This last month Jaron and I have had the opportunity to lead a few storytelling workshops on the concept of using persuasive stories to affect policy change. In giving these presentations, I learned something about my own story.
Until recently, when Jaron and I have led story development workshops, we started by describing how Self Narrate came to be, which as it happens, was a class project that evolved into a story development initiative. We found that our audiences did not engage with that story nearly as much as they did when we shared our personal stories. We decided in our most recent presentation that we were not going to share much of anything about the history of Self Narrate, but rather, Jaron and I would each give our personal stories that show how we got to where we are now.
I was apprehensive about this. I had never actually shared my story fully in a workshop setting. You see, I went through a traumatic experience about two years ago. I got divorced. My entire understanding of who I have become was wrapped into the aftermath of that experience. I developed my personal story to show how much I have grown since going through that dark period. However, I did not feel it was appropriate to discuss details, even vaguely, of an event that I was not the only person impacted by.
So here I am, faced with the task of determining how I will share my story when I realize that the story that I feel defines me most (in the context of showing where I came from) is a completely unrelated story. It is a story about how I chose to leave my burgeoning theater career behind me because I was seeing that if I continued working night jobs for the rest of my life, I would not have a strong relationship with my daughter.
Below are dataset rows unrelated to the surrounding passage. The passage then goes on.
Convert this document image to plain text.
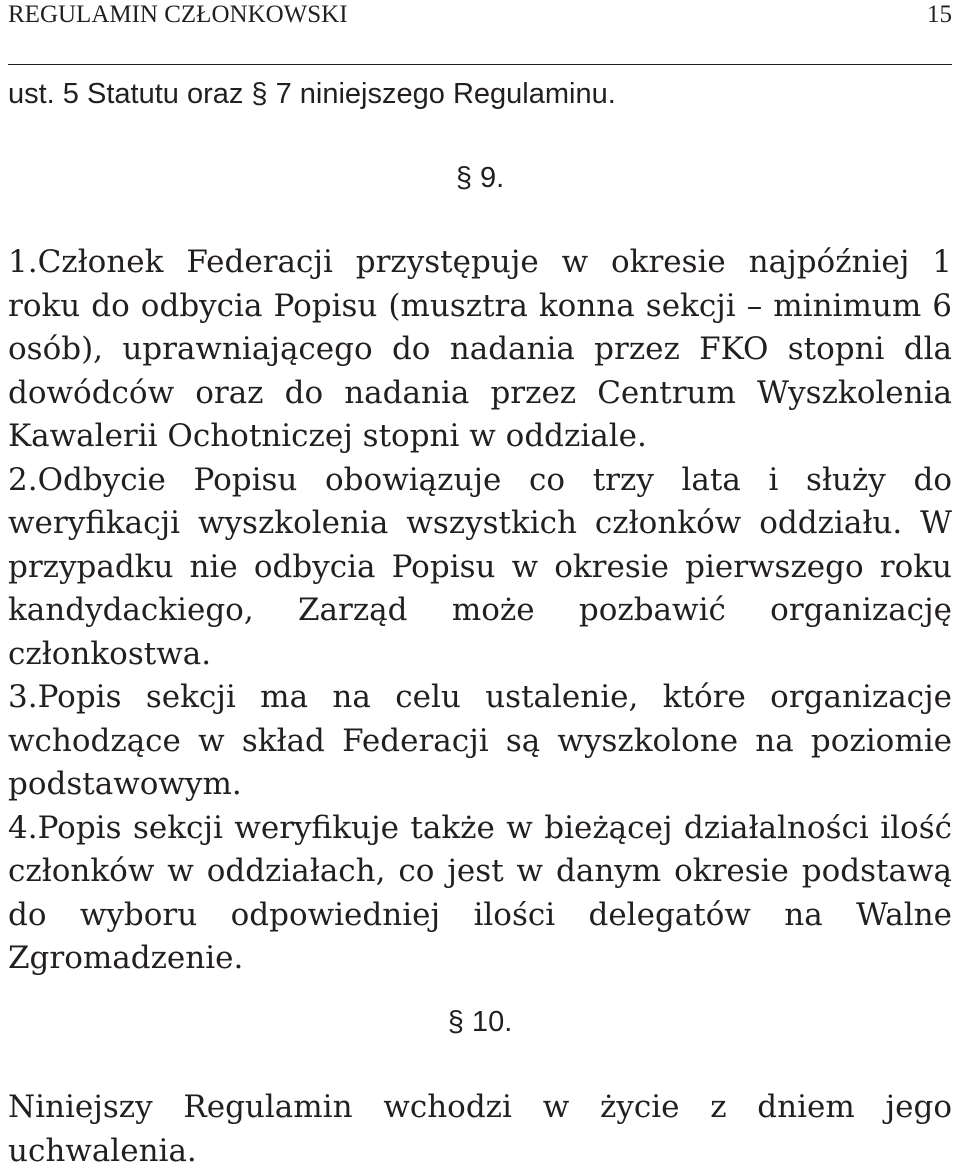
REGULAMIN CZŁONKOWSKI	15
ust. 5 Statutu oraz § 7 niniejszego Regulaminu.
§ 9.

1.Członek Federacji przystępuje w okresie najpóźniej 1 roku do odbycia Popisu (musztra konna sekcji – minimum 6 osób), uprawniającego do nadania przez FKO stopni dla dowódców oraz do nadania przez Centrum Wyszkolenia Kawalerii Ochotniczej stopni w oddziale.

2.Odbycie Popisu obowiązuje co trzy lata i służy do weryfikacji wyszkolenia wszystkich członków oddziału. W przypadku nie odbycia Popisu w okresie pierwszego roku kandydackiego, Zarząd może pozbawić organizację członkostwa.

3.Popis sekcji ma na celu ustalenie, które organizacje wchodzące w skład Federacji są wyszkolone na poziomie podstawowym.

4.Popis sekcji weryfikuje także w bieżącej działalności ilość członków w oddziałach, co jest w danym okresie podstawą do wyboru odpowiedniej ilości delegatów na Walne Zgromadzenie.

§ 10.

Niniejszy Regulamin wchodzi w życie z dniem jego uchwalenia.
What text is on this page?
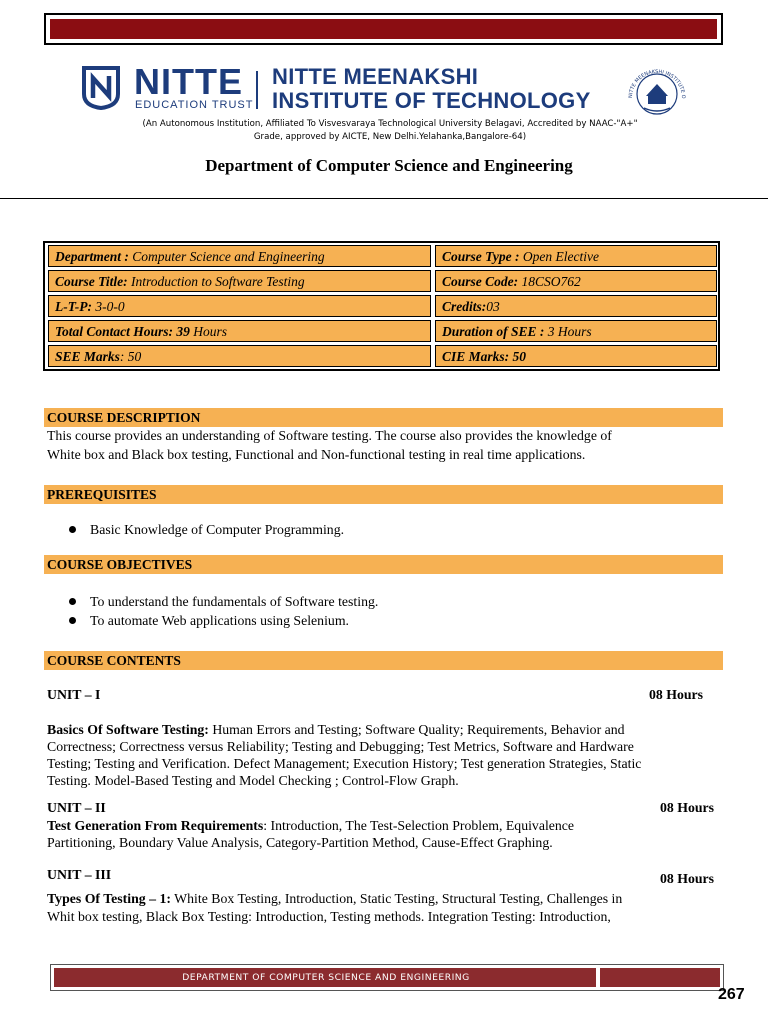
NITTE
EDUCATION TRUST
NITTE MEENAKSHI
INSTITUTE OF TECHNOLOGY	NITTE MEENAKSHI INSTITUTE O
(An Autonomous Institution, Affiliated To Visvesvaraya Technological University Belagavi, Accredited by NAAC-"A+"
Grade, approved by AICTE, New Delhi.Yelahanka,Bangalore-64)
Department of Computer Science and Engineering
Department : Computer Science and Engineering	Course Type : Open Elective
Course Title: Introduction to Software Testing	Course Code: 18CSO762
L-T-P: 3-0-0	Credits:03
Total Contact Hours: 39 Hours	Duration of SEE : 3 Hours
SEE Marks: 50	CIE Marks: 50
COURSE DESCRIPTION
This course provides an understanding of Software testing. The course also provides the knowledge of
White box and Black box testing, Functional and Non-functional testing in real time applications.
PREREQUISITES
Basic Knowledge of Computer Programming.
COURSE OBJECTIVES
To understand the fundamentals of Software testing.
To automate Web applications using Selenium.
COURSE CONTENTS
UNIT – I	08 Hours
Basics Of Software Testing: Human Errors and Testing; Software Quality; Requirements, Behavior and
Correctness; Correctness versus Reliability; Testing and Debugging; Test Metrics, Software and Hardware
Testing; Testing and Verification. Defect Management; Execution History; Test generation Strategies, Static
Testing. Model-Based Testing and Model Checking ; Control-Flow Graph.
UNIT – II	08 Hours
Test Generation From Requirements: Introduction, The Test-Selection Problem, Equivalence
Partitioning, Boundary Value Analysis, Category-Partition Method, Cause-Effect Graphing.
UNIT – III	08 Hours
Types Of Testing – 1: White Box Testing, Introduction, Static Testing, Structural Testing, Challenges in
Whit box testing, Black Box Testing: Introduction, Testing methods. Integration Testing: Introduction,
DEPARTMENT OF COMPUTER SCIENCE AND ENGINEERING
267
I saw it happen to my co-workers. My daughter is far more important to me than my own personal ambitions.
By sitting down and asking myself “what is my story now anyways?” I re-evaluated how I feel about the events that have transpired in my life. I realized that my story transitioned from finding my self-worth in a negative moment of my life to a moment of transcendent decision-making that changed the course of my life towards what matters most to me. What I learned from this is that even though certain events in my life may have defined my own perception of my story for a period of time, by continuing to re-evaluate and edit my own story, I have actually witnessed myself moving on and growing.
Your own understanding of your story can, and will change. Never stop reflecting on your life. Never stop asking yourself “what is my story?”